Er is geen reden voor schorsing van de vervolging.

4.De beoordeling van het bewijs

4.1
Het standpunt van de officier van justitie
De officier van justitie acht wettig en overtuigend bewezen, dat verdachte de ten laste gelegde feiten heeft gepleegd. Voor feit 3 baseert de officier van justitie zich op de aangifte en de bekennende verklaring van verdachte. Voor feit 2 baseert de officier van justitie zich op de aangifte, de verklaring van de getuigen [Naam 2] en [Naam 3] en de foto’s die bij de GGD zijn genomen. Zij acht wettig en overtuigend bewezen dat er sprake was van mishandeling op 18 februari 2018, maar niet dat het plaatsvond in de gehele ten laste gelegde periode. Voor het meerdere vraagt zij dan ook vrijspraak. Voor feit 1 is de officier van justitie van mening dat de aangifte, het geconstateerde letsel, de getuigenverklaringen van [Naam 2] en [Naam 3] en de kapotte onderbroek van aangeefster voldoende bewijs leveren voor een bewezenverklaring van het primair tenlastegelegde.
4.2
Het standpunt van de verdediging
De verdediging is van mening dat de rechtbank niet tot een bewezenverklaring kan komen voor feit 1. Zowel voor het primair als het subsidiair tenlastegelegde is niet voldaan aan het bewijsminimum, nu een gescheurde onderbroek niets zegt over een poging tot verkrachting of aanranding. De verdediging stelt dat er niet zonder meer kan worden uitgegaan van de juistheid van de aangifte. Zo verklaart aangeefster wisselend over het wel of niet voorhanden hebben van een of twee telefoons tijdens de ruzie op 18 februari 2018 en blijkt uit navraag bij de buren dat zij regelmatig horen dat er ruzie is, maar juist die nacht niets hebben gehoord. Ook het feit dat aangeefster verklaart op 12 februari 2018 te zijn mishandeld, maar dan een week later gezellig naar het bos gaat met verdachte, komt de verdediging vreemd voor.
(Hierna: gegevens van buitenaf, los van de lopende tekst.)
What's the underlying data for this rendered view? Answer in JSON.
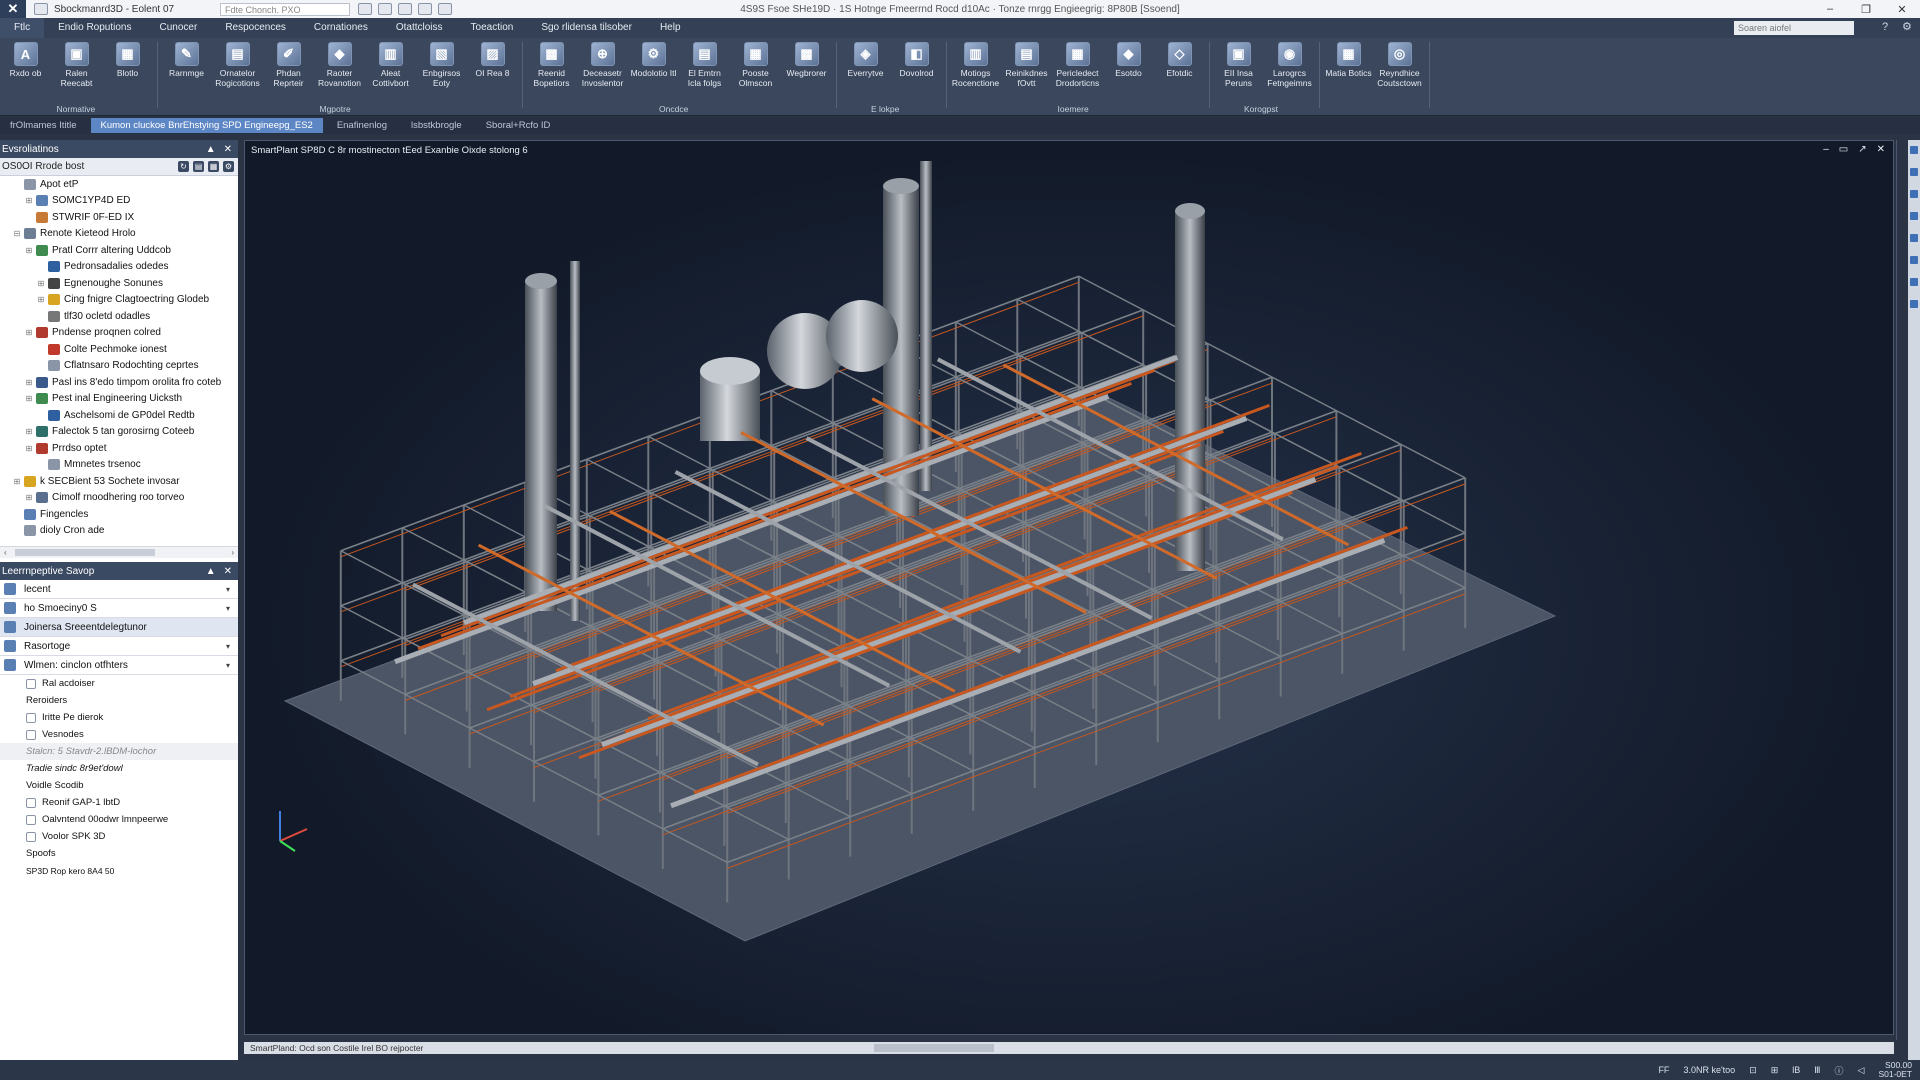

Gelet hierop kan niet worden voldaan aan het bewijsminimum, wat maakt dat verdachte moet worden vrijgesproken van feit 1.
Ook voor feit 2 dient vrijspraak te volgen met eenzelfde onderbouwing als voor feit 1. Daar komt bij dat niet kan worden vastgesteld wanneer het letsel is ontstaan dat te zien is op de zich in het dossier bevindende foto’s. Als er al een veroordeling zou volgen voor dit feit, dan zou er hoogstens één incident bewezen kunnen worden verklaard. Gelet op de bekennende verklaring van verdachte wordt ten aanzien van feit 3 geen bewijsverweer gevoerd.
4.3
Het oordeel van de rechtbank
4.3.1
De bewijsmiddelen
De bewijsmiddelen zijn in bijlage II aan dit vonnis gehecht.
4.3.2
De bijzondere overwegingen met betrekking tot het bewijs
Feiten 1 en 2
Betrouwbaarheid van de verklaring van aangeefster
De rechtbank constateert dat de discussie over de betrouwbaarheid van de verklaringen van aangeefster, zowel voorafgaand aan de zitting bij de rechter-commissaris, als ook ter zitting, zich heeft toegespitst op de onduidelijkheden over het wel of niet kunnen beschikken over een telefoon door aangeefster op bepaalde momenten in de nacht van 18 februari 2018. De rechtbank overweegt hieromtrent dat het een hectische nacht moet zijn geweest. Volgens de verklaring van aangeefster zijn er meerdere momenten geweest waarop de gemoederen weer bedaard leken, waarna de ruzie en het geweld weer oplaaiden. Dat aangeefster in haar aangifte niet exact weet te reproduceren waar haar telefoon(s) zich op bepaalde momenten bevonden, acht de rechtbank niet meer dan voorstelbaar. Dat maakt haar aangifte op de cruciale punten voor de feiten 1 en 2 niet onbetrouwbaar. Daarbij komt dat de verklaring van aangeefster niet alleen wordt ondersteund door de verklaring van getuige [Naam 3] , die verklaart over de gemoedstoestand van aangeefster de volgende ochtend en globaal te horen kreeg wat er die nacht was voorgevallen, maar ook door de op zitting getoonde foto’s van het letsel die door verbalisanten bij de GGD zijn genomen. Op die foto’s, gedateerd 18 februari 2018, constateert de rechtbank zichtbare verwondingen die gelet op de kleuren als ‘recent’ kunnen worden betiteld, welke recente verwondingen passen in het verhaal van aangeefster. Tot slot past ook de in beslag genomen kapotte onderbroek in de verklaring van aangeefster. De rechtbank heeft dan ook geen reden om aan te nemen dat aangeefster op de wezenlijke onderdelen niet de waarheid heeft gesproken In dat verband merkt de rechtbank tot slot op dat aangeefster feitelijk een genuanceerd verhaal van het verloop van de nacht heeft verteld. Er is geen sprake geweest van een aanval uit het niets door verdachte, maar van een gezamenlijk filmpjes van de familie kijken op haar slaapkamer waarbij verdachte langzaamaan ontspoort.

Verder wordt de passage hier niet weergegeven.